Natural selection is always poised to deal with enemies as they arise. Wherever it works, it leaves evidence, often indirect, that it has passed by. Some changes in DNA alter the structure of proteins while others do not. The ratio between the two is a crude test of its actions, for useful sections of the genome are more likely to accumulate change under the influence of selection than are the non-functional parts. On that criterion, our lineage has experienced rather less of its attentions than has that of the chimpanzee.
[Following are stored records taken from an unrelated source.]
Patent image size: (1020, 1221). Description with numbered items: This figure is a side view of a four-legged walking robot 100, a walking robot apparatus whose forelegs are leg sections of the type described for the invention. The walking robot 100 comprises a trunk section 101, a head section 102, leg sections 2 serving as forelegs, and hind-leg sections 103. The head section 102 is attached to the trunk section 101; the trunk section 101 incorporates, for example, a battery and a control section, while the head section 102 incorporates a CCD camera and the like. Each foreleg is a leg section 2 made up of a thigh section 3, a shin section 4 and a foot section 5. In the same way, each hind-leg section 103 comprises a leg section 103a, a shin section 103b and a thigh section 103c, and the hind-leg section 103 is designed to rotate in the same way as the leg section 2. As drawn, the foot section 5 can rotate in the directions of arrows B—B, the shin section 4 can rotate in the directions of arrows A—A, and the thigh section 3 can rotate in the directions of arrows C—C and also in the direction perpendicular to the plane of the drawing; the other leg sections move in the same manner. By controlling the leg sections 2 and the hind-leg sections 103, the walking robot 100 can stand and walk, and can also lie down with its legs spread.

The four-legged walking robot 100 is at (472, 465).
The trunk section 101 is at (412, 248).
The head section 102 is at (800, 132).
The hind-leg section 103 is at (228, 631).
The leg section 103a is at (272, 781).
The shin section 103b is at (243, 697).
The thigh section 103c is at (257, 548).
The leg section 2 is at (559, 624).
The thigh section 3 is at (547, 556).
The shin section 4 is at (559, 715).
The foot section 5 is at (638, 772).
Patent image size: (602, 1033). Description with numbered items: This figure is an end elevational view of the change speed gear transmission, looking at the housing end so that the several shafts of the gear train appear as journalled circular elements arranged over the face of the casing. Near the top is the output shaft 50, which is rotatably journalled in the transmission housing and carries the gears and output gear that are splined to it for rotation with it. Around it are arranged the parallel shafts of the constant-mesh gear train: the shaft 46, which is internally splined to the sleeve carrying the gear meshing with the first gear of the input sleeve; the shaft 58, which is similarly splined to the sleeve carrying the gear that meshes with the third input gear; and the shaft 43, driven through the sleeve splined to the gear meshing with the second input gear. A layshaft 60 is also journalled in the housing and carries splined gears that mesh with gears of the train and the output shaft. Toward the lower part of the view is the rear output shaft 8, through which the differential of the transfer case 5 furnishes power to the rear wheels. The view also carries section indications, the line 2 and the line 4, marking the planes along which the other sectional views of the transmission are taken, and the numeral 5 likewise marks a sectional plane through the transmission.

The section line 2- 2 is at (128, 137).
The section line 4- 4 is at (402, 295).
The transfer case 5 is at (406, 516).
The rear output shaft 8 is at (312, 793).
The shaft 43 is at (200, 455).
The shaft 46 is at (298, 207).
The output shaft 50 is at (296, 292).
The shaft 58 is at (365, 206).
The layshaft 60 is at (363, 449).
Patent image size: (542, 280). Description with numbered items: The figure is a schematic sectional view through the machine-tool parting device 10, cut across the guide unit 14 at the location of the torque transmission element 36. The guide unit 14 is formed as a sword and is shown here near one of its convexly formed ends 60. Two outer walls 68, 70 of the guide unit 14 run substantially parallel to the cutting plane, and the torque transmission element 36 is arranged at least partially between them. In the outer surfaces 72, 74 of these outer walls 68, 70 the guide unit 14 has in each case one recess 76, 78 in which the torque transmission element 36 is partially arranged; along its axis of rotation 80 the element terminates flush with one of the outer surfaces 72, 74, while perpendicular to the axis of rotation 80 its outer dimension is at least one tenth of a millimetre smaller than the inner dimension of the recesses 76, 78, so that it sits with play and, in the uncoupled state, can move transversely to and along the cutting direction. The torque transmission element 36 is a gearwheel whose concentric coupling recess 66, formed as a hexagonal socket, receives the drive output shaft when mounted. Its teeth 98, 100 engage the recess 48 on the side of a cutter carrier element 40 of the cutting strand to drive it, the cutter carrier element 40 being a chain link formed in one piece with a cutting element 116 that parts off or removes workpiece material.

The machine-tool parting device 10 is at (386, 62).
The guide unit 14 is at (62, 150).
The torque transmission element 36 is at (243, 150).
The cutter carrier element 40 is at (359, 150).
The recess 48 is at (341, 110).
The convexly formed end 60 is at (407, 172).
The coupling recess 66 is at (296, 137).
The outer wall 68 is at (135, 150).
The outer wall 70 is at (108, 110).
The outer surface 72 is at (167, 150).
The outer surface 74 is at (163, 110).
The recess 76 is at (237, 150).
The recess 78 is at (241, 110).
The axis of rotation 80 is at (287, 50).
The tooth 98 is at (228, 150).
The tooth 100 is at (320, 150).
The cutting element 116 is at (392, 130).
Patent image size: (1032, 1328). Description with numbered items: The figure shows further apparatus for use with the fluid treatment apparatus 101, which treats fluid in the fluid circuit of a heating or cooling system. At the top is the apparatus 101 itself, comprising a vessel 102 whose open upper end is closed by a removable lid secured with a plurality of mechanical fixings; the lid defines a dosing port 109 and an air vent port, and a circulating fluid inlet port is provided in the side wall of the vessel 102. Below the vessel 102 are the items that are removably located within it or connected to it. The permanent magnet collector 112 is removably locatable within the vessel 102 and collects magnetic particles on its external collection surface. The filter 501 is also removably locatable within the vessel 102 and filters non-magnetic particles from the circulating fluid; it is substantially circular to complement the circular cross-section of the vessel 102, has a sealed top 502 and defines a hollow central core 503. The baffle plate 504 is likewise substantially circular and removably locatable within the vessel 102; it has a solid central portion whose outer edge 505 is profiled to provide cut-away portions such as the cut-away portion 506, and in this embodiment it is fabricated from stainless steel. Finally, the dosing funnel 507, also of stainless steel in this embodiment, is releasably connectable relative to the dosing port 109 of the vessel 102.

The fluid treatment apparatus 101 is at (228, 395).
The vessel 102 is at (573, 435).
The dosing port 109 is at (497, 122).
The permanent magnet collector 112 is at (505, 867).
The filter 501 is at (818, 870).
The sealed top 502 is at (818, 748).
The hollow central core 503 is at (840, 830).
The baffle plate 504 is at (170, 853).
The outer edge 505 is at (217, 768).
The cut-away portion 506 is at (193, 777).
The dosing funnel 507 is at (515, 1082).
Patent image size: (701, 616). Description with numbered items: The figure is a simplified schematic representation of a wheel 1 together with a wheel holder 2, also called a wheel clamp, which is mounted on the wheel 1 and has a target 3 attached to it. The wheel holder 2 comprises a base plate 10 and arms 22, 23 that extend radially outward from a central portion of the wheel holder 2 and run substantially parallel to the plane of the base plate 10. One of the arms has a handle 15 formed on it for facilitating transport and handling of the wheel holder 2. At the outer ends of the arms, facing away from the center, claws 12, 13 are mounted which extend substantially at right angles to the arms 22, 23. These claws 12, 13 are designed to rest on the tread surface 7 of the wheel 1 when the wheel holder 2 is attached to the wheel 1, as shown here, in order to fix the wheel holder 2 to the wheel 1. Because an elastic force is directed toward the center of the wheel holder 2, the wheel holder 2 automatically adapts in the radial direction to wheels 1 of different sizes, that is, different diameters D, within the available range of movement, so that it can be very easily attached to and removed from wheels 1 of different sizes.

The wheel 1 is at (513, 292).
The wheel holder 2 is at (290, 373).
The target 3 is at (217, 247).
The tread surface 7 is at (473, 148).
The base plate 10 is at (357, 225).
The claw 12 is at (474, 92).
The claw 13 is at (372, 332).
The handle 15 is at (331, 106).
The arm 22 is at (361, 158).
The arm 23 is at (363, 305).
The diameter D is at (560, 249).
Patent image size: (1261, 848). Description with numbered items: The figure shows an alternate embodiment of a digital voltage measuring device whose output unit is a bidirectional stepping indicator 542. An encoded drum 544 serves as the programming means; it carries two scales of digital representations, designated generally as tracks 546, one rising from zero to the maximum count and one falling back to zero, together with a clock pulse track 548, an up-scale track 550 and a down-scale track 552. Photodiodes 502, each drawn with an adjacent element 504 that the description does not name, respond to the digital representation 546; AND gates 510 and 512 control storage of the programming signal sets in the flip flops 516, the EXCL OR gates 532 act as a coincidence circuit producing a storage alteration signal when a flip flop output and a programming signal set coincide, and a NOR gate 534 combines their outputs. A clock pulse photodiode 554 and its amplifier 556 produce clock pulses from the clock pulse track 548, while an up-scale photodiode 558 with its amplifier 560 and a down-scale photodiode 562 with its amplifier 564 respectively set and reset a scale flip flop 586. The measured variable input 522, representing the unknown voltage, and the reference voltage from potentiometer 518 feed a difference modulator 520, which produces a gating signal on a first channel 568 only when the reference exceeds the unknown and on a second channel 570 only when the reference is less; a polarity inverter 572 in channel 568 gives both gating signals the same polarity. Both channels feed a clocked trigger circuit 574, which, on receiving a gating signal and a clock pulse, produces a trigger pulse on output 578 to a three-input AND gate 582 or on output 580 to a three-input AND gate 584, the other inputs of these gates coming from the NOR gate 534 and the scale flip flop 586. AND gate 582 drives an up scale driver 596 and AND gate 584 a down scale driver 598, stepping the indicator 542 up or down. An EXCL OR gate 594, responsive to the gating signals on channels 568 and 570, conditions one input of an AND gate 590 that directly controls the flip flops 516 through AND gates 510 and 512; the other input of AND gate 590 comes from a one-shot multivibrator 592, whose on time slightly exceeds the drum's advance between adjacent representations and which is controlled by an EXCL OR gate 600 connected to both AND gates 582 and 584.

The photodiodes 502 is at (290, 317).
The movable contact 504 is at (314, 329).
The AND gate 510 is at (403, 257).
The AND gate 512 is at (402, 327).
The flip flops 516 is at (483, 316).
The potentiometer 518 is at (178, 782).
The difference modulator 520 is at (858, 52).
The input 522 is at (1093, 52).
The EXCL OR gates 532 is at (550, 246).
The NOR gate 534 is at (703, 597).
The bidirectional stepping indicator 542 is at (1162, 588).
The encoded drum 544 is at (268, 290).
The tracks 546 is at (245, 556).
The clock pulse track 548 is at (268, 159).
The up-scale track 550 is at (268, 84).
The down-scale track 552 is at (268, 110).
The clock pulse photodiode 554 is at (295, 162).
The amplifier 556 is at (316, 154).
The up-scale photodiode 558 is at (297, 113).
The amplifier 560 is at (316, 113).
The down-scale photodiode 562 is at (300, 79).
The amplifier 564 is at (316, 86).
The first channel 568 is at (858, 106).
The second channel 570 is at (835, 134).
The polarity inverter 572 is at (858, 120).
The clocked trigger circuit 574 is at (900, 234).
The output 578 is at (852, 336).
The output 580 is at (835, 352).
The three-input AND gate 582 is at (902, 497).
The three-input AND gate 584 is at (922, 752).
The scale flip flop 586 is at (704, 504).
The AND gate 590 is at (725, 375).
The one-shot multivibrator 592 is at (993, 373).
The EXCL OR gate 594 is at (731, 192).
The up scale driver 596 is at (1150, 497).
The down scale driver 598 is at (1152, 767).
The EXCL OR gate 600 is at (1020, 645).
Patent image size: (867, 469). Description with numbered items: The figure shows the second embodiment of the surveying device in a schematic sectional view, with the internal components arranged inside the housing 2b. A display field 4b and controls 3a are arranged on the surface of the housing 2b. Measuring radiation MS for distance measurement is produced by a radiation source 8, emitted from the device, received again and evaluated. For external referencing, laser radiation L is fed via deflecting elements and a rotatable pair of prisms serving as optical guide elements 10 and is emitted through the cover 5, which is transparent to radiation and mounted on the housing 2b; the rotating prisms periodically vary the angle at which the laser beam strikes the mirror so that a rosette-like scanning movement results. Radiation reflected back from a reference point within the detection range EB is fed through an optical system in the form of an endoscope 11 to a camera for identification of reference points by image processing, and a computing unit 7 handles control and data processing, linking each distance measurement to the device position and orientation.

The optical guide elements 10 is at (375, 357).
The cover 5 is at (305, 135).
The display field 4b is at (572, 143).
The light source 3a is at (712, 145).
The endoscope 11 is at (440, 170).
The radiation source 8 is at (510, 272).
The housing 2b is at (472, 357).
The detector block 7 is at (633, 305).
Another clue to the action of Darwin’s agent comes from the blocks of genetic variants packed close to each other along each chromosome. As a favoured gene - a new anti-malaria mutation, perhaps, or a change in skin colour - is picked up and becomes more common, it will drag along sections of DNA on either side. The stronger and more recent the selection, the longer the segment that accompanies it. In Africa, both the gene for black skin colour and that for sickle-cell sit in the middle of great sections of double helix that vary scarcely at all from person to person. That pattern hints that in each case the new mutation was seized upon at once and spread fast.
In time such uniform blocks of DNA are broken up by the random reshuffling of genes that takes place when sperm and egg are formed, but the process can take a long time. A length of DNA that is identical from person to person within the generally diverse genome is hence evidence that selection is, or has been, at work. The human and chimp genomes each have thousands of such segments. One gene in sixty among the chimps bears that Darwinian mark but only half as many in humans, as proof that we have coped with new challenges in a manner that our close relative cannot. Man’s ability to modify the environment to suit his needs has weakened the hammer blows of nature. Anti-malaria drugs now do what could be achieved only by expensive mutations. Thousands of years ago, our skin responded fast to a shift in climate, with a genetic change; but most people, black or white, now protect themselves against the sun in quite a different way, with clothes.